MY NAME is Joe Jamison. I am president of the Irish-American Labor Coalition (IALC). Our committee has been around since 1981. As I look around the room and see old friends, I realize how many of our organizations date from that time - the time of the agony of the hunger strikes, which concentrated our minds like nothing before or since. It affected us too.
In 1981 a group of union leaders - mostly of Irish birth or heritage, but not exclusively so - decided that it was time to go from pious resolutions on equality and unity to political action.

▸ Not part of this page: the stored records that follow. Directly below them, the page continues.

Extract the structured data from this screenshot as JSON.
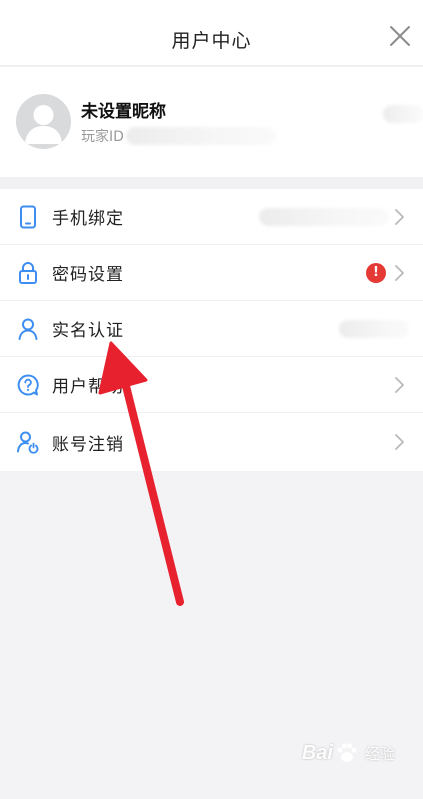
{
  "header": {
    "title": "用户中心"
  },
  "profile": {
    "nickname": "未设置昵称",
    "player_id_label": "玩家ID"
  },
  "menu": {
    "items": [
      {
        "key": "phone",
        "label": "手机绑定",
        "icon": "phone-icon"
      },
      {
        "key": "password",
        "label": "密码设置",
        "icon": "lock-icon",
        "badge": "!"
      },
      {
        "key": "realname",
        "label": "实名认证",
        "icon": "person-icon"
      },
      {
        "key": "help",
        "label": "用户帮助",
        "icon": "help-icon"
      },
      {
        "key": "cancel",
        "label": "账号注销",
        "icon": "user-power-icon"
      }
    ]
  },
  "watermark": {
    "brand_a": "Bai",
    "brand_b": "经验"
  },
  "colors": {
    "accent_icon": "#3d8ef0",
    "badge": "#e53935",
    "annotation_arrow": "#e8212e",
    "background": "#f3f3f5"
  }
}
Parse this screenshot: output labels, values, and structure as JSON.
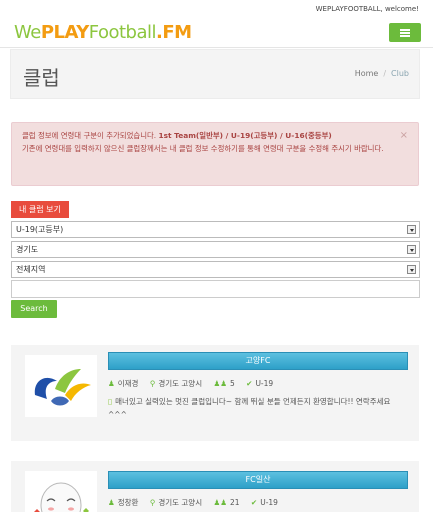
{
  "header": {
    "welcome": "WEPLAYFOOTBALL, welcome!",
    "logo": {
      "part1": "We",
      "part2": "PLAY",
      "part3": "Football",
      "part4": ".FM"
    }
  },
  "page": {
    "title": "클럽",
    "breadcrumb": {
      "home": "Home",
      "separator": "/",
      "current": "Club"
    }
  },
  "alert": {
    "line1_prefix": "클럽 정보에 연령대 구분이 추가되었습니다.",
    "line1_strong": "1st Team(일반부) / U-19(고등부) / U-16(중등부)",
    "line2": "기존에 연령대를 입력하지 않으신 클럽장께서는 내 클럽 정보 수정하기를 통해 연령대 구분을 수정해 주시기 바랍니다.",
    "close": "×"
  },
  "filter": {
    "view_my_club": "내 클럽 보기",
    "age_select": "U-19(고등부)",
    "province_select": "경기도",
    "region_select": "전체지역",
    "search_label": "Search"
  },
  "clubs": [
    {
      "name": "고양FC",
      "leader": "이재경",
      "location": "경기도 고양시",
      "members": "5",
      "age": "U-19",
      "description": "매너있고 실력있는 멋진 클럽입니다~ 함께 뛰실 분들 언제든지 환영합니다!! 연락주세요 ^^^"
    },
    {
      "name": "FC일산",
      "leader": "정창환",
      "location": "경기도 고양시",
      "members": "21",
      "age": "U-19",
      "description": ""
    }
  ],
  "colors": {
    "brand_green": "#6cbb3c",
    "brand_orange": "#f39c12",
    "alert_bg": "#f2dede",
    "alert_text": "#a94442",
    "club_header_blue": "#2ea0c8",
    "view_label_red": "#e84c3d"
  }
}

Today we are doing something that is new. But from our standpoint it's an old, time-honored tradition - 128 years old to be exact. In 1881 the very first resolution on international matters passed by the old American Federation of Labor was a resolution in support of the Land League, a thoroughly revolutionary organization that was withholding rents from the landlords of Ireland, and, if necessary, physically resisting attempts at eviction of tenant farmers.
What are we doing here today is making a beginning. This is an assembly of the Irish-American community. What an extraordinary community it is! Since the late 18th century - up to this moment - whether the struggle in Ireland was triumphant or defeated, Irish America has been a base area, a never-failing source of material, political and moral support and refuge for the Irish freedom movement in whatever form it took.
For a long time the IALC has promoted awareness of the Irish socialist republican tradition - the James Connolly tradition - here in the USA. Mike Quill and the other founders of the Transport Workers Union of America developed it the 1930s and 1940s. It died out in the 1950s. We revived it. One of the most famous lines of Connolly is: "The Cause of Labor is the Cause of Ireland." He used it in a different way, but we have borrowed it and have given it our own meaning.
It is this: We don't view the reunification of Ireland as a party-political issue or an ethnic issue or a religious quarrel. It is a democratic issue. US trade unions are in the fight for Irish unity and independence, not only because Irish people are well-represented in our movement. It's our fight because it too is a fight for democracy.
Unions are organized to win a measure of democracy in the workplace, to end the inequality of power, social injustice, and exploitation that causes suffering for scores of millions of working people.
The Irish freedom movement is also about democracy - national democracy, a phrase that is more used in Ireland than here. We should start to use it. National democracy means … well… I can't think of a better definition than the words of Easter Proclamation:
"We declare the right of the people of Ireland to the ownership of Ireland, and to the unfettered control of Irish destinies, to be sovereign and indefeasible."
Let those words inspire us as we set out on what is likely to be a long road ahead.